Name of doctor? May check or no. If that is wrong, the patient WILL NOT die and I WILL NOT lose my license.
Signature of doctor? May check or no. If that is wrong, the patient WILL NOT die and I WILL NOT lose my license.
Quantity written? May check or no. If that is wrong, the patient WILL NOT die and I WILL NOT lose my license.
Quantity counted by my tech? May check or no. If that is wrong, the patient WILL NOT die and I WILL NOT lose my license.
Refills? May check or no. If that is wrong, the patient WILL NOT die and I WILL NOT lose my license.
Day supply? (Fear insurance audit) May check or no. If that is wrong, the patient WILL NOT die and I WILL NOT lose my license.
Flu shot covered by insurance? This is a waste of our time. My chain should employ high school students to remotely do this, not a tech at 15 dollars an hour or a pharmacist at 60 dollars an hour.
Zostavax covered by insurance? Again,
vaccine billing is a waste of our time. Let's be clear. If
vaccine billing can be done remotely, outsourced to another group of people, chain should invest into outsourcing the lengthy task of
vaccine billing to other workers.
Money Secret:
Any one with talent to open a company?
This is your key to money:
Contract with chain and other pharmacies to
try to bill vaccine remotely (be sure to protect privacy and follow HIPPA rules.)
The key to secure the contract? Vaccine billing cost time. When you add up the minutes you spend on thousands and thousands of patient, total time will be in hundreds of hour a flu season of 6 months.
Which way would smart investor invest? Pay for 100 hours to someone sitting at computer at minimum wage (or lower wage at other country) or pay USA tech at 15 dollars and USA pharmacist at 60 dollars per hour
Seriously, chain now wants the
pharmacist to
TRY TO BILL VACCINE, just to see if this patient even has coverage by insurance !!! Executives forgot a very important key: Pharmacist costs 60 dollars every hour. That means 60 dollars every 60 minutes. That simply means: 1 minute is 1 dollar. Trying to bill vaccine will cost about 1 to 3 minutes. We waste 3 minutes of the pharmacist, we waste 3 dollars. And then, the patient does not even want to get vaccine. What does it mean? Anyone? Simple, for sure, we wasted 3 dollars already. Multiply that by at least 1000 a season. We waste at least 3000 dollars. Multiply by 10000 pharmacists, we waste 3 million dollars. How much profit do we get from vaccine? We must outsource to third world country and pay 1000 dollars for any contractor that can take the contract.
I am sure some smart person with connections to third world country will jump into this niche and secure a new market segment by escalating this investment chance to tier 1 conversation at stock holder and board meetings to shake up the chains that employ over 20 thousand stores, 60 thousand pharmacists. Every season, the chains are losing money, millions and millions of dollars to wasted time, LOST OPPORTUNITY and LOST PROFITS because we, soldiers at the front line, simply have no time to try to bill insurance
just to see if patient has coverage for flu vaccine. Prove to me that you are smarter than your look. Bring this to the table and give me your Action Plan in 2 hours.
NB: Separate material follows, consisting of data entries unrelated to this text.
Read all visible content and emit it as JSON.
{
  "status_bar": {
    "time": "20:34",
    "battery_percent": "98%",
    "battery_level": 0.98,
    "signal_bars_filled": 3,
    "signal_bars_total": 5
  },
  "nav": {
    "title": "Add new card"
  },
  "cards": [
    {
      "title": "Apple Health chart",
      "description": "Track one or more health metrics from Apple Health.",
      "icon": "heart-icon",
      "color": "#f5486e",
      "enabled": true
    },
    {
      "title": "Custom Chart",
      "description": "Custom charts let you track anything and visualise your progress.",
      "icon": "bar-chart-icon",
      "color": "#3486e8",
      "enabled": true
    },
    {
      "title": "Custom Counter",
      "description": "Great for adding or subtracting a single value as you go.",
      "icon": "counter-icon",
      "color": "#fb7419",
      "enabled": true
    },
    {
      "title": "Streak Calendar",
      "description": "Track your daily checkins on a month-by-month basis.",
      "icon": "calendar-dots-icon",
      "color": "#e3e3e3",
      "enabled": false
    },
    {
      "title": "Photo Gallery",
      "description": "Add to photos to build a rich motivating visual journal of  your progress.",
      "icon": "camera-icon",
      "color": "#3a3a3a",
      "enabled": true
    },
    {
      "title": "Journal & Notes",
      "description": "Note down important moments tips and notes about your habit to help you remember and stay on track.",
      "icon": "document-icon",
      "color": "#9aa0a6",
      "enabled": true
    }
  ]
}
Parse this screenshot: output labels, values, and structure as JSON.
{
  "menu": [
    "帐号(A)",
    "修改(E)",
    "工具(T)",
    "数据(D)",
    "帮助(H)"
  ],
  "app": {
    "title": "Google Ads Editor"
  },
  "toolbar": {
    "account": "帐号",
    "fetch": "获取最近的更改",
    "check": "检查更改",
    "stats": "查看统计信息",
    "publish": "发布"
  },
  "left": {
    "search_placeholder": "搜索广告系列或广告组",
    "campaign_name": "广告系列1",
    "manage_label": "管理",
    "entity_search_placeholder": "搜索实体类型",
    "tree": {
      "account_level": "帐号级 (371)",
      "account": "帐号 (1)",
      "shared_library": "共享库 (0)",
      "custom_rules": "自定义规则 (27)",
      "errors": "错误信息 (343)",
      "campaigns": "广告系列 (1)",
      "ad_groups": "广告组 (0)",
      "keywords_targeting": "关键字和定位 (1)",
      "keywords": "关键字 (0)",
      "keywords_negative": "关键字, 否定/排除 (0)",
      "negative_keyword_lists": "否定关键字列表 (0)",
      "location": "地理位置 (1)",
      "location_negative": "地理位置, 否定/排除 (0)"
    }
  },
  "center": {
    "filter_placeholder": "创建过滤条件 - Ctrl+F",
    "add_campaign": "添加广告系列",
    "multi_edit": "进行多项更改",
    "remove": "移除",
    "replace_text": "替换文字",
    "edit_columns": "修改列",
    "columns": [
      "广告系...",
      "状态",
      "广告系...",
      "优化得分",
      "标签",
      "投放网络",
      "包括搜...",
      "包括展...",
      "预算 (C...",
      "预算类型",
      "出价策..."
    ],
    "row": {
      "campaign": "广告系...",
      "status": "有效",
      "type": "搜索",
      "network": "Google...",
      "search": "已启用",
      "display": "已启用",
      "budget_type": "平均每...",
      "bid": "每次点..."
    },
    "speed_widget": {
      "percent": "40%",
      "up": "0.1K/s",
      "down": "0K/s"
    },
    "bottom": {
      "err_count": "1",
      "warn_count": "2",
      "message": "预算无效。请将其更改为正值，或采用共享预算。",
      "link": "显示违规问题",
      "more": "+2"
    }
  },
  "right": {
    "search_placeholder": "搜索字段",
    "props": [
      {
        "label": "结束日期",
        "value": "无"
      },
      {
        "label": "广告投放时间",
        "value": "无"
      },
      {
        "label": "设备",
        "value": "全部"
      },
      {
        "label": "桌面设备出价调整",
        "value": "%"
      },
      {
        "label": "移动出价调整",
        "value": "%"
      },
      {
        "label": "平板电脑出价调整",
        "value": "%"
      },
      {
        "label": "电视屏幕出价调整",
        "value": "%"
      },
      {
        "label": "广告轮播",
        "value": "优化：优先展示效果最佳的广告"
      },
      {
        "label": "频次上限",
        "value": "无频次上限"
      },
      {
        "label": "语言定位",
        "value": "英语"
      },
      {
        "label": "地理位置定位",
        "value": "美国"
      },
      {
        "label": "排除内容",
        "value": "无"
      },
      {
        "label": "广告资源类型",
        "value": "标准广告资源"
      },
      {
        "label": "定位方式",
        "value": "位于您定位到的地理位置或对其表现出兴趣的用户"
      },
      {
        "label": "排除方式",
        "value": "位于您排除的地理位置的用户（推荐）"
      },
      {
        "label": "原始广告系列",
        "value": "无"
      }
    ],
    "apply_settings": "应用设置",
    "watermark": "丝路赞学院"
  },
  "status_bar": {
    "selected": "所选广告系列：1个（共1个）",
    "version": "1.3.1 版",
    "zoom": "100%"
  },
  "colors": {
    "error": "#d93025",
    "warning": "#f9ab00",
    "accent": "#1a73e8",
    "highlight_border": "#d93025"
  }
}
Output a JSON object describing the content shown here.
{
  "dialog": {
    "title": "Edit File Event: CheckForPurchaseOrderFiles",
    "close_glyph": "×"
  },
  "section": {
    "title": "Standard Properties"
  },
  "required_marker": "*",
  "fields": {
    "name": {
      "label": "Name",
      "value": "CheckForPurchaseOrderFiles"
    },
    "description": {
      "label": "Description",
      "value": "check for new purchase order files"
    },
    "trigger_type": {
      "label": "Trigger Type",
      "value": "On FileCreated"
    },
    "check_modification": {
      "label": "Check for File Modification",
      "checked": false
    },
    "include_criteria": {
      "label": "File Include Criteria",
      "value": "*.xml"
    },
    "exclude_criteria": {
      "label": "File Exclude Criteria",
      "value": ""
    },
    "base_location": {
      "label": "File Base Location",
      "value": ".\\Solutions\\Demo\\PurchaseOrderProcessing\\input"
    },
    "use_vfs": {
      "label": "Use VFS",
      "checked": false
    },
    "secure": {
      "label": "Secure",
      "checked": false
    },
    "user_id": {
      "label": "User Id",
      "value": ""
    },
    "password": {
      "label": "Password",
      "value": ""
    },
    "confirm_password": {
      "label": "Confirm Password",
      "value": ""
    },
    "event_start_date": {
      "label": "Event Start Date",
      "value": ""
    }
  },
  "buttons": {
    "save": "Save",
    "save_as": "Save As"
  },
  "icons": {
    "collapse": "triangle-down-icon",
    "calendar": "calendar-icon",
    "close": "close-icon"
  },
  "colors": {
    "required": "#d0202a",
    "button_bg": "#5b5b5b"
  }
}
Sorry for the rant. I prefer to help sick patient directly at the store.
So,
If you did not sleep well last night,
and
If your boss yelled at you, threatening to write you up,
and
If patient yelled at you for not having medication on time (and they don't care about the reason you explained),
and
If you have painful feet because you have been on your feet over 8 hours a day for 5 days with stiff NEW shoes,
and
If your bladder is painful because you held for 4 hours so far....
Then, be sure you always check 7 items and help the patient have the medication safely.